16. Chasse [partie 2]
« All monsters were once full of light
But it was stolen by despair then
Darkness seeped in like a body disease
Once hope betrays you
You can't help but let the devil inside»
– Candeon ? Plus homme qu'Hippolyte, n'est-ce pas, Phoebe ? commença Skotia, nous rejoignant.
– Je suis navrée pour toi, Candeon, mais tu as désormais trouvé un foyer où tu ne risques aucun danger si Athènes n'est plus sûre. Une tente est libre, n'est-ce pas, Artemis ?
– En effet, une chasseresse est partie il y a déjà plusieurs semaines au nord pour éclairer, mais elle n'est toujours pas revenue.

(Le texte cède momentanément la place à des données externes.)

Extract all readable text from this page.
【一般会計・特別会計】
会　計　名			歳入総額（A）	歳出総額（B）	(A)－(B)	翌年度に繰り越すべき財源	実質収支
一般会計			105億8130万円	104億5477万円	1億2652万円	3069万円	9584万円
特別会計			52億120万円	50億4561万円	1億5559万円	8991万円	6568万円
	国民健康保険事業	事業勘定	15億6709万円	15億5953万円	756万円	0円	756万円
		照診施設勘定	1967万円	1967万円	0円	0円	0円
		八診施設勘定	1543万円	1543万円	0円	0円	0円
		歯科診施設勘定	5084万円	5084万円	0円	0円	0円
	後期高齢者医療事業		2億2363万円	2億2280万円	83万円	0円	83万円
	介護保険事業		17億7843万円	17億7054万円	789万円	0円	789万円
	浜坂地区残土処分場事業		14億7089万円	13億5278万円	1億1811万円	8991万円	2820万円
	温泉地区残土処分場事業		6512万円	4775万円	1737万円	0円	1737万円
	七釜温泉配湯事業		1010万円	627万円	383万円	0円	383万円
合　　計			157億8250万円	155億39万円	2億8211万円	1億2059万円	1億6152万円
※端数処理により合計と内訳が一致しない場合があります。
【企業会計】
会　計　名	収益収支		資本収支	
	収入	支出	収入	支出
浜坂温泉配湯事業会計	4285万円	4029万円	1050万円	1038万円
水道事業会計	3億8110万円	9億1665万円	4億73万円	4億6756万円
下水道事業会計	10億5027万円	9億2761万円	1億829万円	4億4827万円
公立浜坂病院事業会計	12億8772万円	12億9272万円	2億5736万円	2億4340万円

Je ne précisai pas que j'étais rongée par une inquiétude altérante. La jeune Hypatia avait eu son premier sang l'année précédente et son insistance m'avait fait craquer. Elle devait revenir après trois jours, depuis bien plus elle est portée disparue et son jeune âge de l'enfance qui devait épargner, ne pardonnait pas.
– Je vois que tu as gagné, Artemis.
– Et tu me dois le prix à moi aussi, la magie d'Hécate n'est pas si puissante.

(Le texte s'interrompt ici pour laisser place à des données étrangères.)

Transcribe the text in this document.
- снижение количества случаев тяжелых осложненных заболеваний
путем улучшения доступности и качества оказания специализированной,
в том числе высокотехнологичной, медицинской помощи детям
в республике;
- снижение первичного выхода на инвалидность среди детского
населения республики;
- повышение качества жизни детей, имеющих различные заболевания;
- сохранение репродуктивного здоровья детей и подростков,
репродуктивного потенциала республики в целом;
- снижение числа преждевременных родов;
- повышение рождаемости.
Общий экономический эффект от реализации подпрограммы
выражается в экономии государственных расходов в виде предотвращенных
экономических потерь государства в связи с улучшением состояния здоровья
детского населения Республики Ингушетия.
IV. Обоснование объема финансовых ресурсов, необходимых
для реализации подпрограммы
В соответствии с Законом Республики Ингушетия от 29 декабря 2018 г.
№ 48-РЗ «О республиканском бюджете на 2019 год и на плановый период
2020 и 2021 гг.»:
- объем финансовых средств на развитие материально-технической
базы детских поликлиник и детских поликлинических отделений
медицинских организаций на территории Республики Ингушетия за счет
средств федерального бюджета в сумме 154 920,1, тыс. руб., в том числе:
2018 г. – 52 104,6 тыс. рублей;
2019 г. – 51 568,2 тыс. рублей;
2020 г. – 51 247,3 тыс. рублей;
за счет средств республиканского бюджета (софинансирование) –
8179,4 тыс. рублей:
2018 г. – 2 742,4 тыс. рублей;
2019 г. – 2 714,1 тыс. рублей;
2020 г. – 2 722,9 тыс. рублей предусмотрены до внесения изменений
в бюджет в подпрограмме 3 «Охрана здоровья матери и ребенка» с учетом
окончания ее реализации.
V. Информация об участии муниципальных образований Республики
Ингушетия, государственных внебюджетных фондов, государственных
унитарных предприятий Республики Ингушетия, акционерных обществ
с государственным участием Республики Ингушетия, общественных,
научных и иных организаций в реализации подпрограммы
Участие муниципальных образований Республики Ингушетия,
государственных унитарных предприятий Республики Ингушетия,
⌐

– Ni la tienne nymphette, lui lança-t-elle provoquant une exclamation agacée.
– Je vous arrête, les mérites ne me reviennent pas, mais à Candeon.

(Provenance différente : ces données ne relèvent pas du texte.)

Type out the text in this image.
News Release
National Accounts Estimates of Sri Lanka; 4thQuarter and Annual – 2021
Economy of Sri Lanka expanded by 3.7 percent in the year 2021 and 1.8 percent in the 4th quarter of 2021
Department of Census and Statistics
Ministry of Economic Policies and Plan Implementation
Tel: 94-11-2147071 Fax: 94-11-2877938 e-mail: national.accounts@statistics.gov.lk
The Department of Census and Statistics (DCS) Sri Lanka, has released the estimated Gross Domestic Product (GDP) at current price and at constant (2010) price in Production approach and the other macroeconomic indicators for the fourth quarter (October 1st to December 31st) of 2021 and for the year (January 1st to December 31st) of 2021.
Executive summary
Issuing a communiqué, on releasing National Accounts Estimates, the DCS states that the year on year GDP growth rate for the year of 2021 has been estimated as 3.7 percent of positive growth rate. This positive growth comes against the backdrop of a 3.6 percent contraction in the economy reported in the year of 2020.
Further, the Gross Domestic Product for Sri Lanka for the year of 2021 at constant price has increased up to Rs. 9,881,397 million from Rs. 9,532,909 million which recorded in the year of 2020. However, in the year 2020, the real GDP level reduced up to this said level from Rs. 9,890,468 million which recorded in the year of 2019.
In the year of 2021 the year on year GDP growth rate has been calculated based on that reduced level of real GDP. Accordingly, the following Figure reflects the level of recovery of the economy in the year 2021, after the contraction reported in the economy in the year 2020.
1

– Tiens tiens, fit Skotia posant son doigt au coin de ses lèvres, le scrutant avec des yeux devenus intelligents. Tu ne gagneras rien, ne rêves pas ! ajouta-t-il, laissant son véritable visage s'éclipser.
– Il est aussi doué qu'Oarion, n'est-ce pas Skotia ? demanda Phoebe innocemment, oubliant que son nom était imprononçable en ma présence.
– En effet, plus séduisant encore, répondit-elle consciente qu'elle ouvrait à nouveau une plaie, m'observant.
Je ne pouvais pas juger sur la beauté, j'avais regardé chacun d'une manière différente bien que plusieurs femmes avaient succombé. Je pouvais juste affirmer qu'ils ne se ressemblaient sur aucune part de leur être si ce n'était le talent pour la chasse d'animaux que mon jumeau partageait uniquement pour le tir, bien que ses proies étaient autres.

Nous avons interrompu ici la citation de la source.